NICE LITTLE BOYS AND BRAVE LITTLE BASTARDS.
July 2012
In Sunday school I was taught to love others by doing nice things.
Which is good, I guess, but…
I really wish someone would have taught me how to let myself be loved instead.
Because letting yourself be loved is a hell of a lot harder than doing nice things for people. I’ve found a faith based on doing nice things for people doesn’t amount to much more than self-righteousness masquerading as compassionate activism.
It’s not that I don’t want to do nice things for people so much as it puts me in an awkward position of thinking my role in life is to remove resistance, obstacles, and pain from the lives of others. As if I bear the responsibility for setting right all the wrongs in the world, serving as some sort of agent for a divine accountant.

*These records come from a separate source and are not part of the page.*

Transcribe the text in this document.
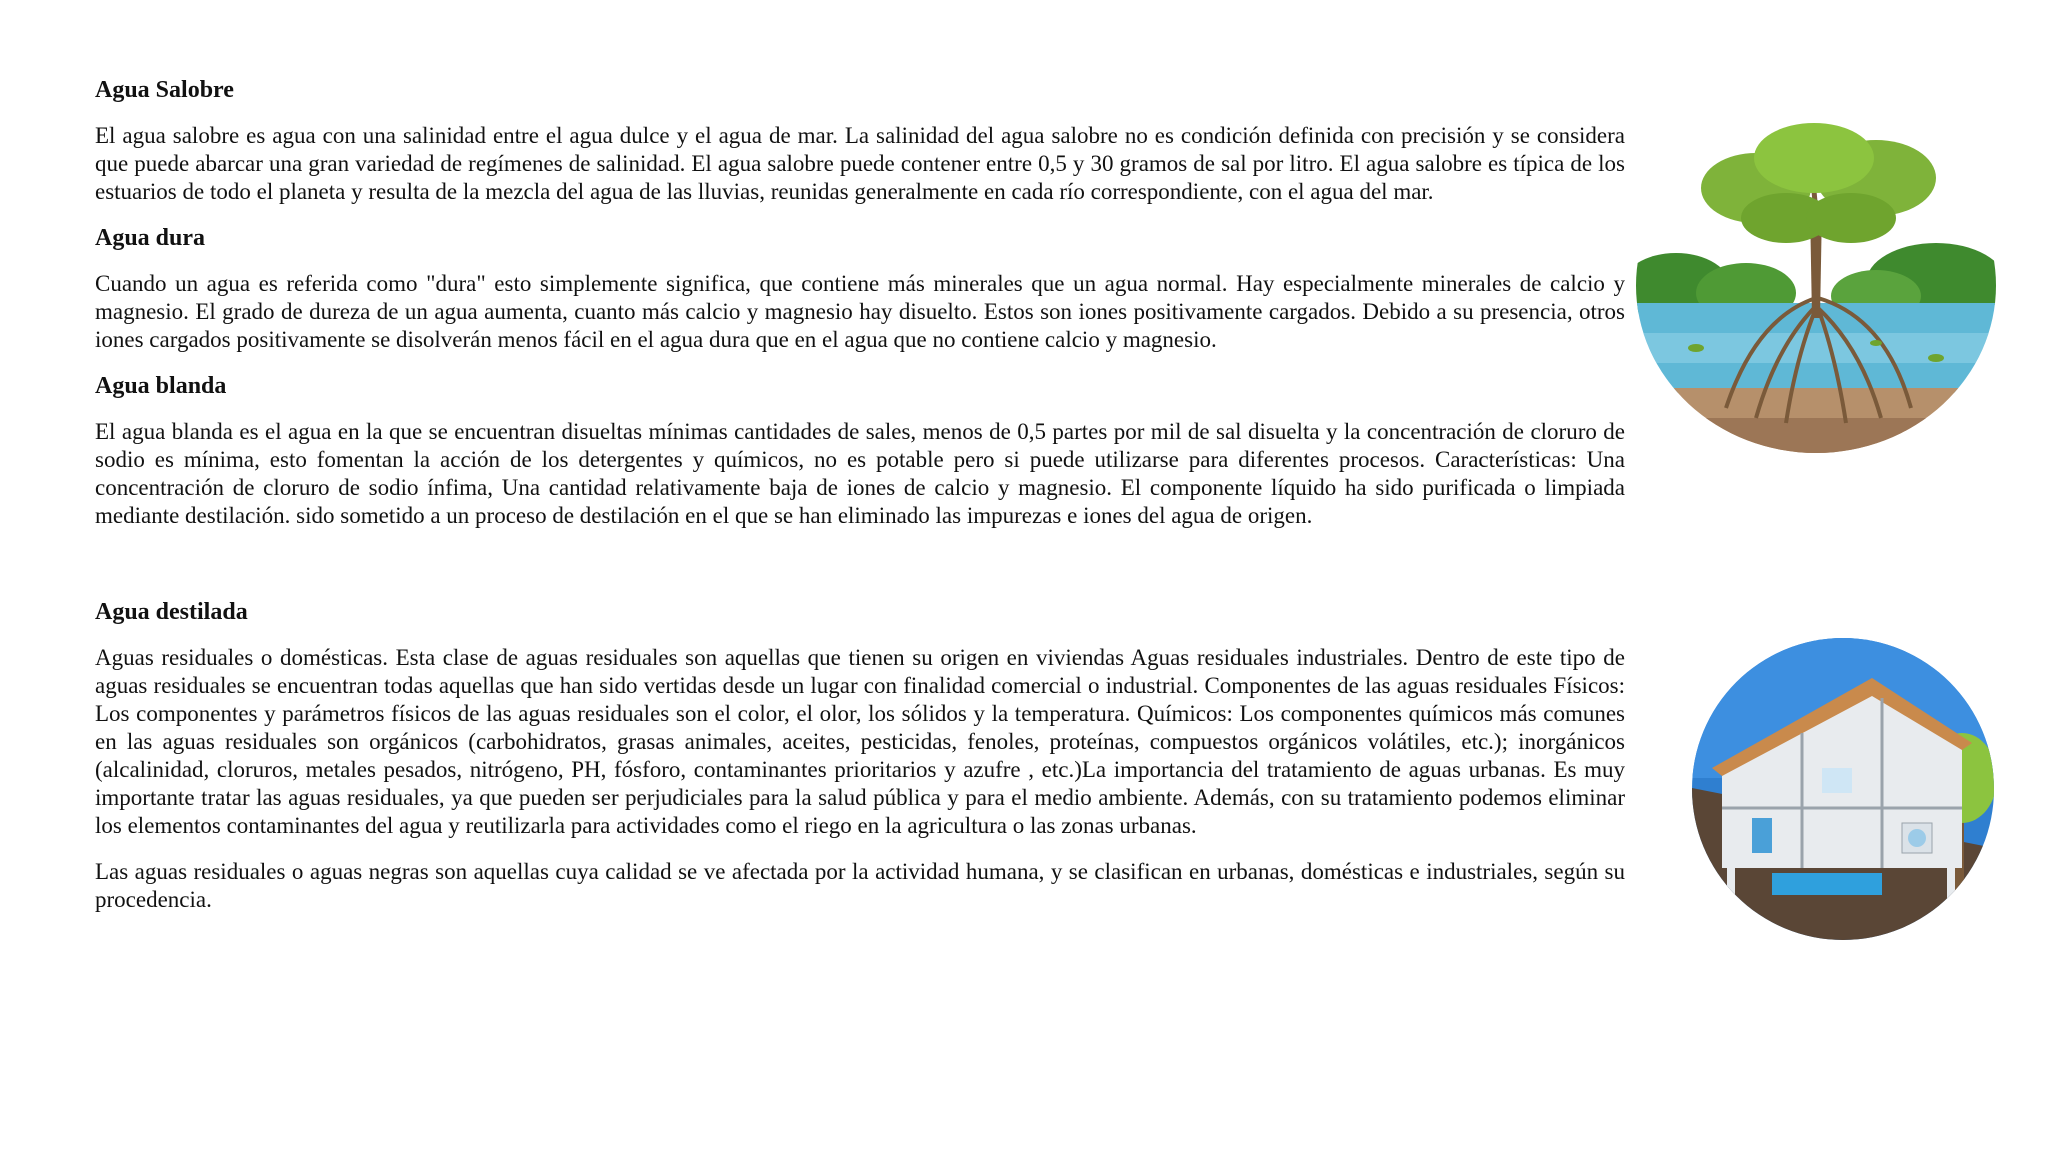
Agua Salobre

El agua salobre es agua con una salinidad entre el agua dulce y el agua de mar. La salinidad del agua salobre no es condición definida con precisión y se considera que puede abarcar una gran variedad de regímenes de salinidad. El agua salobre puede contener entre 0,5 y 30 gramos de sal por litro. El agua salobre es típica de los estuarios de todo el planeta y resulta de la mezcla del agua de las lluvias, reunidas generalmente en cada río correspondiente, con el agua del mar.

Agua dura

Cuando un agua es referida como "dura" esto simplemente significa, que contiene más minerales que un agua normal. Hay especialmente minerales de calcio y magnesio. El grado de dureza de un agua aumenta, cuanto más calcio y magnesio hay disuelto. Estos son iones positivamente cargados. Debido a su presencia, otros iones cargados positivamente se disolverán menos fácil en el agua dura que en el agua que no contiene calcio y magnesio.

Agua blanda

El agua blanda es el agua en la que se encuentran disueltas mínimas cantidades de sales, menos de 0,5 partes por mil de sal disuelta y la concentración de cloruro de sodio es mínima, esto fomentan la acción de los detergentes y químicos, no es potable pero si puede utilizarse para diferentes procesos. Características: Una concentración de cloruro de sodio ínfima, Una cantidad relativamente baja de iones de calcio y magnesio. El componente líquido ha sido purificada o limpiada mediante destilación. sido sometido a un proceso de destilación en el que se han eliminado las impurezas e iones del agua de origen.

Agua destilada

Aguas residuales o domésticas. Esta clase de aguas residuales son aquellas que tienen su origen en viviendas Aguas residuales industriales. Dentro de este tipo de aguas residuales se encuentran todas aquellas que han sido vertidas desde un lugar con finalidad comercial o industrial. Componentes de las aguas residuales Físicos: Los componentes y parámetros físicos de las aguas residuales son el color, el olor, los sólidos y la temperatura. Químicos: Los componentes químicos más comunes en las aguas residuales son orgánicos (carbohidratos, grasas animales, aceites, pesticidas, fenoles, proteínas, compuestos orgánicos volátiles, etc.); inorgánicos (alcalinidad, cloruros, metales pesados, nitrógeno, PH, fósforo, contaminantes prioritarios y azufre , etc.)La importancia del tratamiento de aguas urbanas. Es muy importante tratar las aguas residuales, ya que pueden ser perjudiciales para la salud pública y para el medio ambiente. Además, con su tratamiento podemos eliminar los elementos contaminantes del agua y reutilizarla para actividades como el riego en la agricultura o las zonas urbanas.

Las aguas residuales o aguas negras son aquellas cuya calidad se ve afectada por la actividad humana, y se clasifican en urbanas, domésticas e industriales, según su procedencia.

I’m not saying we should stand back and watch people harm themselves or others. I’m talking about the difference between a time to intervene and a time to sit quietly with them amidst their struggles and pain.
I’m not sure what the ratio of intervention to quietly sitting is meant to be, but if I’m honest, mine skews kicking and screaming away from the sitting quietly.
What if our lives are perfectly designed to fail?
When we celebrate our successes, we often stand alone on mountaintops. But when we’re met face to face with our failures, imperfections, and limitations, we start to see how not alone—and how much like everybody else—we really are.
I want to be known as more than a nice little boy. I want to be known as a brave little bastard who dares to live like he is loved by God.
Because letting yourself be loved is a hell of a lot harder than doing nice things for people.